令和5年1月20日に厚生労働省からプレスリリースが出され、年金額の改定率が公表されました。
令和5年度の年金額は、法律の規定に基づき、新規裁定者(67 歳以下の方)は前年度から 2.2%の引き上げとなり、既裁定者(68 歳以上の方)は前年度から 1.9%の引き上げとなり、令和5年4月分の年金支給から増額されます。
社労士の試験対策としておさえておく論点は【年金額の改定ルール】です。改定率を決める際には、様々な「〇〇率」と言う用語が出てきて、模擬試験においても出やすい論点になっています。今回、全国社会保険労務士会連合会から出されている『月刊社労士2月号』の記事をもとに「〇〇率」の部分を選択式問題風にしました。ぜひチャレンジしてみてください。
年金額の改定率は、直近の( A )と( B )に応じて算出される。( A )は、総務省が公表した令和4年平均の全国消費者物価指数により、2.5%となることがわかった。他方で、2年度前(令和3年度)から4年度前(令和元年度)までの3年度平均の( C )は0.3%となり、前年の( A )(2.5%)と3年度前(令和2年度)の( D )(0.0%)を乗じた( B )は2.8%となった。
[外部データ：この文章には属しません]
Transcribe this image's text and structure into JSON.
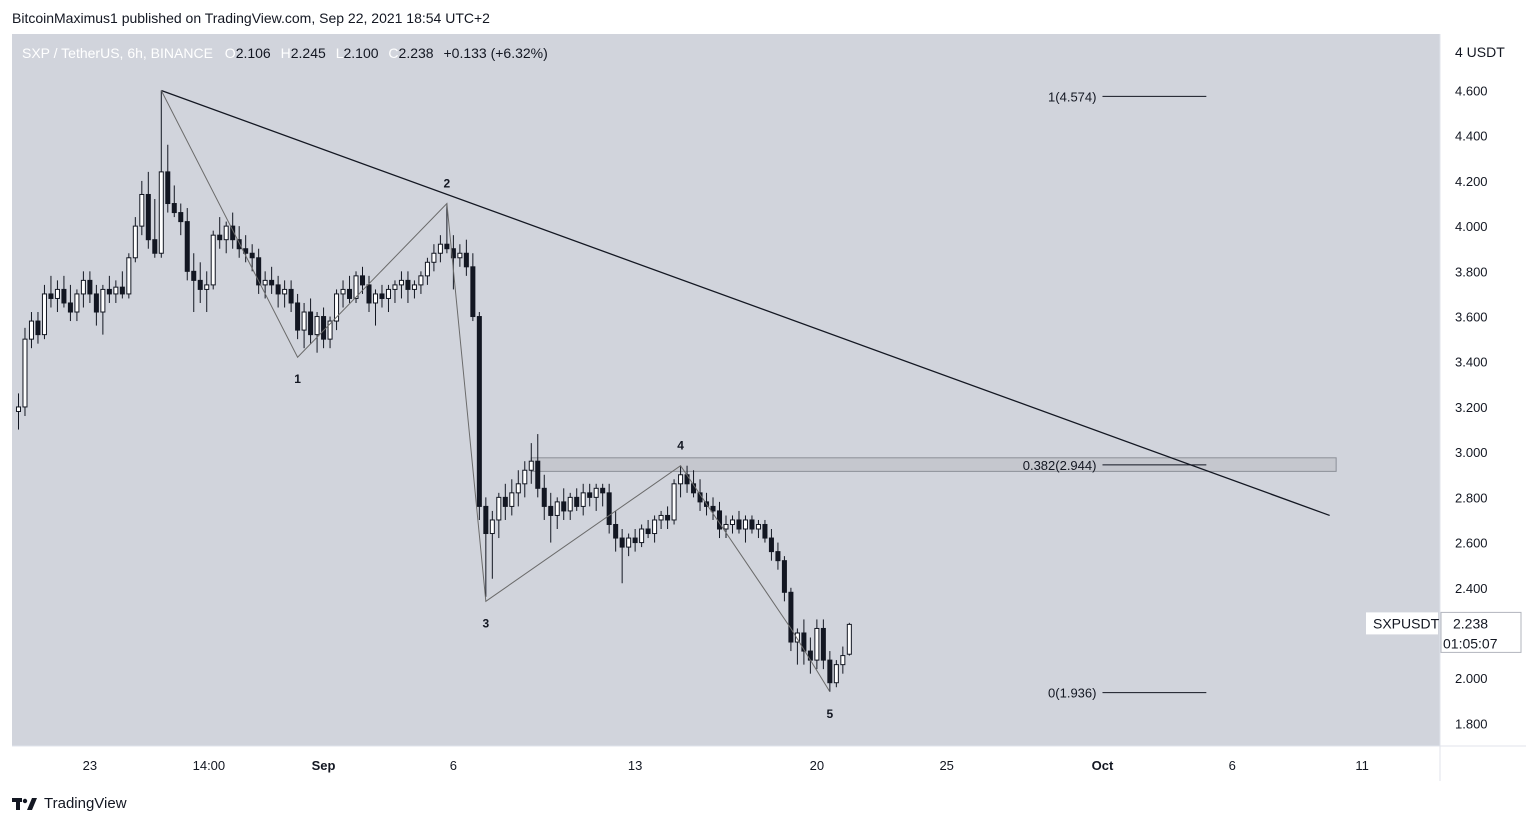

( B )が( A )を上回る場合、67歳以下の人の年金額は( B )を用いて、68歳以上の人の年金額は( A )を用いて改定することが法律で定められている。令和5年度はこのケースに該当するため、67歳以下の人は( B )(2.8%)、68歳以上の人は( A )(2.5%)で改定される。
だが一方で、令和5年度のマクロ経済スライドの( E )は▲0.3%となり、前年度までの未調整分(▲0.3%)とあわせて▲0.6%が適用される。その結果、67歳以下の人の改定率は2.8%から2.2%、68歳以上の人の改定率は2.5%から1.9%と▲0.6%分が調整された。
答えです。
A → 物価変動率
B → 名目手取り賃金変動率
C → 実質賃金変動率
D → 可処分所得割合変化率
E → 調整率
いかがでしたでしょうか。年金関係は受験生が苦手にする分野でもあり、もし選択式でこのような出題形式となった場合は救済措置となるパターンかも知れません。だからこそこういった形の出題でも3点(上記問いの場合はA,B,Eで3点)を確保したいところです。
また、問題文中にアンダーラインを引いた、全国消費者物価指数や、名目手取り賃金変動率が物価変動率を上回る場合・・・といった部分もおさえておいた方が良いでしょう。
さらに、用語として、問題文中は「67歳以下」「68歳以上」となっていますが、67歳以下の方 → 新規裁定者、68歳以上の方 → 既裁定者と言い方を変えられても大丈夫なように対策しておきましょう。
厚生労働省のプレスリリースに年金額の改定(スライド)のルールが図解で掲載されていますので、参考に確認しておくと理解が深まると思います。
プレスリリース内にも掲載されていますが、名目賃金の変動に応じて改定される在職老齢年金の支給停止調整額について、令和4年度は47万円であったものが、令和5年度は48万円に見直されています。
令和4年の社労士試験選択式・厚生年金保険法で、当該論点が出題されています。連続での選択式での出題は考えにくいですが、択一式で出題されることも考えられますので、48万円と言う数字もおさえておきましょう。